Soufflés Les Halles


  • Serves 8 people

Even intrepid cooks can fear the flop of soufflés but with this more forgiving variety you will rise to the challenge. Damien Pignolet has the secrets to success.

  • 100 gm butter, plus extra softened for greasing
  • 115 gm plain flour, plus extra for dusting
  • 850 gm onions, thinly sliced
  • 400 ml milk
  • 130 ml highly reduced beef stock (see note)
  • 110 gm egg yolks (about 4), lightly beaten
  • ¼ tsp freshly grated nutmeg
  • 270 gm eggwhites (about 9)
  • Pinch of cream of tartar
  • 500 gm Gruyère de Comté, 100gm cut into 1cm dice, 300gm grated
  • 1 litre (4 cups) pouring cream
  • To serve: mixed-leaf salad dressed with walnut or hazelnut vinaigrette (see note)
01   Butter eight 240ml round-based bowls and dust with flour, knocking out excess. Melt butter in a pan over low heat, add onion and cook slowly over low heat until softened and lightly caramelised (25-30 minutes; ensure onions remain soft).
02   Cool onion for 10 minutes, stir in flour, return to heat and cook gently, stirring continuously, until a roux forms (3 minutes; it should look and feel creamy and be a fawn colour). Cool for 10 minutes. Bring milk to the boil in a saucepan over medium heat, add stock and bring just to the boil. Gradually work in the roux off the heat with a wooden spoon, then return to heat and whisk thoroughly, especially into the corners of the pan, until the sauce boils.
03   Press a round of dampened baking paper onto the surface and cook on the lowest heat for 20 minutes, then cool for 5 minutes.
04   Gradually beat in the egg yolks with a wooden spoon, add nutmeg and adjust seasoning with salt and freshly ground white pepper to a slightly salty taste (the eggwhite will balance out the saltiness) and transfer to a bowl.
05   Preheat oven to 190C. Whisk eggwhites in a large bowl until foaming, add a pinch of salt and the cream of tartar (the latter is not needed if you’re using a copper bowl), then beat until fairly stiff peaks are achieved (6-8 minutes).
06   Fold a quarter of the eggwhite into the base mixture to lighten.
07   Scatter diced Gruyère over remaining eggwhite, then pour the base mixture onto eggwhite and fold quickly and lightly to combine.
08   Fill moulds almost to the top and knock each on the bench to remove air. Place in a baking dish, pour in near-boiling water to halfway up sides of bowls and bake for 5 minutes. Reduce to 180C and bake until soufflés are golden, well risen and tops begin to crack (20-25 minutes). Set aside to cool (they will collapse a little but this is correct; if making ahead, cover with plastic wrap and refrigerate for up to 2 days).
09   Gently ease soufflés away from the edges of the moulds with your fingers. Dip each mould into very hot water, then turn out each into a 16cm-18cm ceramic gratin dish.
10   Fifteen minutes before serving, pour cream over each soufflé, scatter with grated Gruyère and bake at 190C until golden and bubbling and edges lift away from the dish (10-12 minutes; the soufflés should appear to float). Serve immediately with a mixed-leaf salad dressed with Damien’s walnut or hazelnut vinaigrette (see note).

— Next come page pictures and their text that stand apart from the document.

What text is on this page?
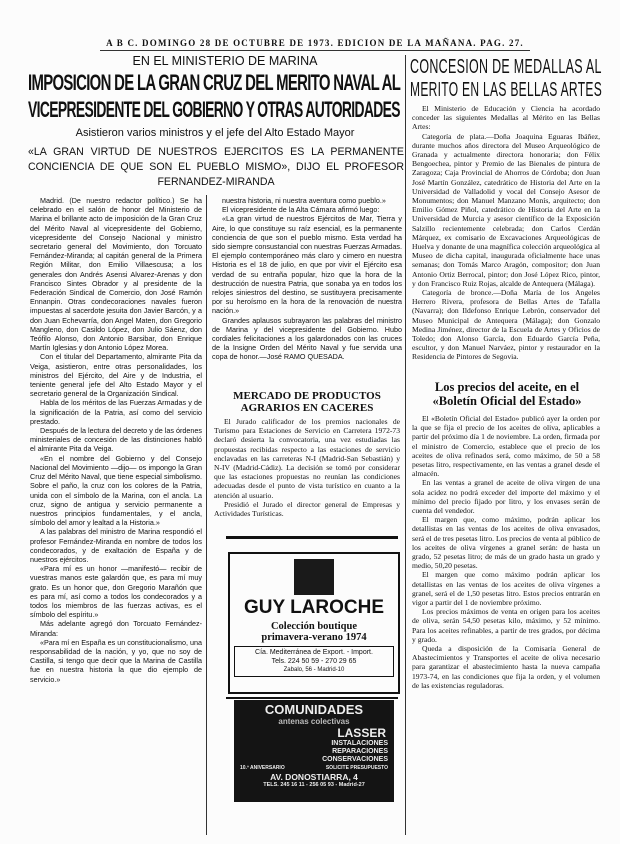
A B C. DOMINGO 28 DE OCTUBRE DE 1973. EDICION DE LA MAÑANA. PAG. 27.
EN EL MINISTERIO DE MARINA
IMPOSICION DE LA GRAN CRUZ DEL MERITO NAVAL AL
VICEPRESIDENTE DEL GOBIERNO Y OTRAS AUTORIDADES
Asistieron varios ministros y el jefe del Alto Estado Mayor
«LA GRAN VIRTUD DE NUESTROS EJERCITOS ES LA PERMANENTE CONCIENCIA DE QUE SON EL PUEBLO MISMO», DIJO EL PROFESOR FERNANDEZ-MIRANDA

Madrid. (De nuestro redactor político.) Se ha celebrado en el salón de honor del Ministerio de Marina el brillante acto de imposición de la Gran Cruz del Mérito Naval al vicepresidente del Gobierno, vicepresidente del Consejo Nacional y ministro secretario general del Movimiento, don Torcuato Fernández-Miranda; al capitán general de la Primera Región Militar, don Emilio Villaescusa; a los generales don Andrés Asensi Alvarez-Arenas y don Francisco Sintes Obrador y al presidente de la Federación Sindical de Comercio, don José Ramón Ennanpin. Otras condecoraciones navales fueron impuestas al sacerdote jesuita don Javier Barcón, y a don Juan Echevarría, don Angel Maten, don Gregorio Mangleno, don Casildo López, don Julio Sáenz, don Teófilo Alonso, don Antonio Barsibar, don Enrique Martín Iglesias y don Antonio López Morea.

Con el titular del Departamento, almirante Pita da Veiga, asistieron, entre otras personalidades, los ministros del Ejército, del Aire y de Industria, el teniente general jefe del Alto Estado Mayor y el secretario general de la Organización Sindical.

Habla de los méritos de las Fuerzas Armadas y de la significación de la Patria, así como del servicio prestado.

Después de la lectura del decreto y de las órdenes ministeriales de concesión de las distinciones habló el almirante Pita da Veiga.

«En el nombre del Gobierno y del Consejo Nacional del Movimiento —dijo— os impongo la Gran Cruz del Mérito Naval, que tiene especial simbolismo. Sobre el paño, la cruz con los colores de la Patria, unida con el símbolo de la Marina, con el ancla. La cruz, signo de antigua y servicio permanente a nuestros principios fundamentales, y el ancla, símbolo del amor y lealtad a la Historia.»

A las palabras del ministro de Marina respondió el profesor Fernández-Miranda en nombre de todos los condecorados, y de exaltación de España y de nuestros ejércitos.

«Para mí es un honor —manifestó— recibir de vuestras manos este galardón que, es para mí muy grato. Es un honor que, don Gregorio Marañón que es para mí, así como a todos los condecorados y a todos los miembros de las fuerzas activas, es el símbolo del espíritu.»

Más adelante agregó don Torcuato Fernández-Miranda:

«Para mí en España es un constitucionalismo, una responsabilidad de la nación, y yo, que no soy de Castilla, si tengo que decir que la Marina de Castilla fue en nuestra historia la que dio ejemplo de servicio.»

nuestra historia, ni nuestra aventura como pueblo.»

El vicepresidente de la Alta Cámara afirmó luego:

«La gran virtud de nuestros Ejércitos de Mar, Tierra y Aire, lo que constituye su raíz esencial, es la permanente conciencia de que son el pueblo mismo. Esta verdad ha sido siempre consustancial con nuestras Fuerzas Armadas. El ejemplo contemporáneo más claro y cimero en nuestra Historia es el 18 de julio, en que por vivir el Ejército esa verdad de su entraña popular, hizo que la hora de la destrucción de nuestra Patria, que sonaba ya en todos los relojes siniestros del destino, se sustituyera precisamente por su heroísmo en la hora de la renovación de nuestra nación.»

Grandes aplausos subrayaron las palabras del ministro de Marina y del vicepresidente del Gobierno. Hubo cordiales felicitaciones a los galardonados con las cruces de la Insigne Orden del Mérito Naval y fue servida una copa de honor.—José RAMO QUESADA.

MERCADO DE PRODUCTOS AGRARIOS EN CACERES

El Jurado calificador de los premios nacionales de Turismo para Estaciones de Servicio en Carretera 1972-73 declaró desierta la convocatoria, una vez estudiadas las propuestas recibidas respecto a las estaciones de servicio enclavadas en las carreteras N-I (Madrid-San Sebastián) y N-IV (Madrid-Cádiz). La decisión se tomó por considerar que las estaciones propuestas no reunían las condiciones adecuadas desde el punto de vista turístico en cuanto a la atención al usuario.

Presidió el Jurado el director general de Empresas y Actividades Turísticas.

GUY LAROCHE
Colección boutique
primavera-verano 1974
Cía. Mediterránea de Export. - Import.
Tels. 224 50 59 - 270 29 65
Zabalo, 56 - Madrid-10
COMUNIDADES
antenas colectivas
LASSER
INSTALACIONES
REPARACIONES
CONSERVACIONES
10.º ANIVERSARIO	SOLICITE PRESUPUESTO
AV. DONOSTIARRA, 4
TELS. 245 16 11 - 256 05 93 - Madrid-27
CONCESION DE MEDALLAS AL
MERITO EN LAS BELLAS ARTES

El Ministerio de Educación y Ciencia ha acordado conceder las siguientes Medallas al Mérito en las Bellas Artes:

Categoría de plata.—Doña Joaquina Eguaras Ibáñez, durante muchos años directora del Museo Arqueológico de Granada y actualmente directora honoraria; don Félix Bengoechea, pintor y Premio de las Bienales de pintura de Zaragoza; Caja Provincial de Ahorros de Córdoba; don Juan José Martín González, catedrático de Historia del Arte en la Universidad de Valladolid y vocal del Consejo Asesor de Monumentos; don Manuel Manzano Monís, arquitecto; don Emilio Gómez Piñol, catedrático de Historia del Arte en la Universidad de Murcia y asesor científico de la Exposición Salzillo recientemente celebrada; don Carlos Cerdán Márquez, ex comisario de Excavaciones Arqueológicas de Huelva y donante de una magnífica colección arqueológica al Museo de dicha capital, inaugurada oficialmente hace unas semanas; don Tomás Marco Aragón, compositor; don Juan Antonio Ortiz Berrocal, pintor; don José López Rico, pintor, y don Francisco Ruiz Rojas, alcalde de Antequera (Málaga).

Categoría de bronce.—Doña María de los Angeles Herrero Rivera, profesora de Bellas Artes de Tafalla (Navarra); don Ildefonso Enrique Lebrón, conservador del Museo Municipal de Antequera (Málaga); don Gonzalo Medina Jiménez, director de la Escuela de Artes y Oficios de Toledo; don Alonso García, don Eduardo García Peña, escultor, y don Manuel Narváez, pintor y restaurador en la Residencia de Pintores de Segovia.

Los precios del aceite, en el «Boletín Oficial del Estado»

El «Boletín Oficial del Estado» publicó ayer la orden por la que se fija el precio de los aceites de oliva, aplicables a partir del próximo día 1 de noviembre. La orden, firmada por el ministro de Comercio, establece que el precio de los aceites de oliva refinados será, como máximo, de 50 a 58 pesetas litro, respectivamente, en las ventas a granel desde el almacén.

En las ventas a granel de aceite de oliva virgen de una sola acidez no podrá exceder del importe del máximo y el mínimo del precio fijado por litro, y los envases serán de cuenta del vendedor.

El margen que, como máximo, podrán aplicar los detallistas en las ventas de los aceites de oliva envasados, será el de tres pesetas litro. Los precios de venta al público de los aceites de oliva vírgenes a granel serán: de hasta un grado, 52 pesetas litro; de más de un grado hasta un grado y medio, 50,20 pesetas.

El margen que como máximo podrán aplicar los detallistas en las ventas de los aceites de oliva vírgenes a granel, será el de 1,50 pesetas litro. Estos precios entrarán en vigor a partir del 1 de noviembre próximo.

Los precios máximos de venta en origen para los aceites de oliva, serán 54,50 pesetas kilo, máximo, y 52 mínimo. Para los aceites refinables, a partir de tres grados, por décima y grado.

Queda a disposición de la Comisaría General de Abastecimientos y Transportes el aceite de oliva necesario para garantizar el abastecimiento hasta la nueva campaña 1973-74, en las condiciones que fija la orden, y el volumen de las existencias reguladoras.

Note For reduced stock, simmer 260ml beef stock until reduced by half. For vinaigrette, shake 1 part walnut or hazelnut oil, 2 parts neutral vegetable oil, 1-1½ parts cider or aged Sherry vinegar, a scrap of bruised garlic and salt and freshly ground white pepper in a screw-top jar, leave to infuse for 15 minutes, then remove the garlic.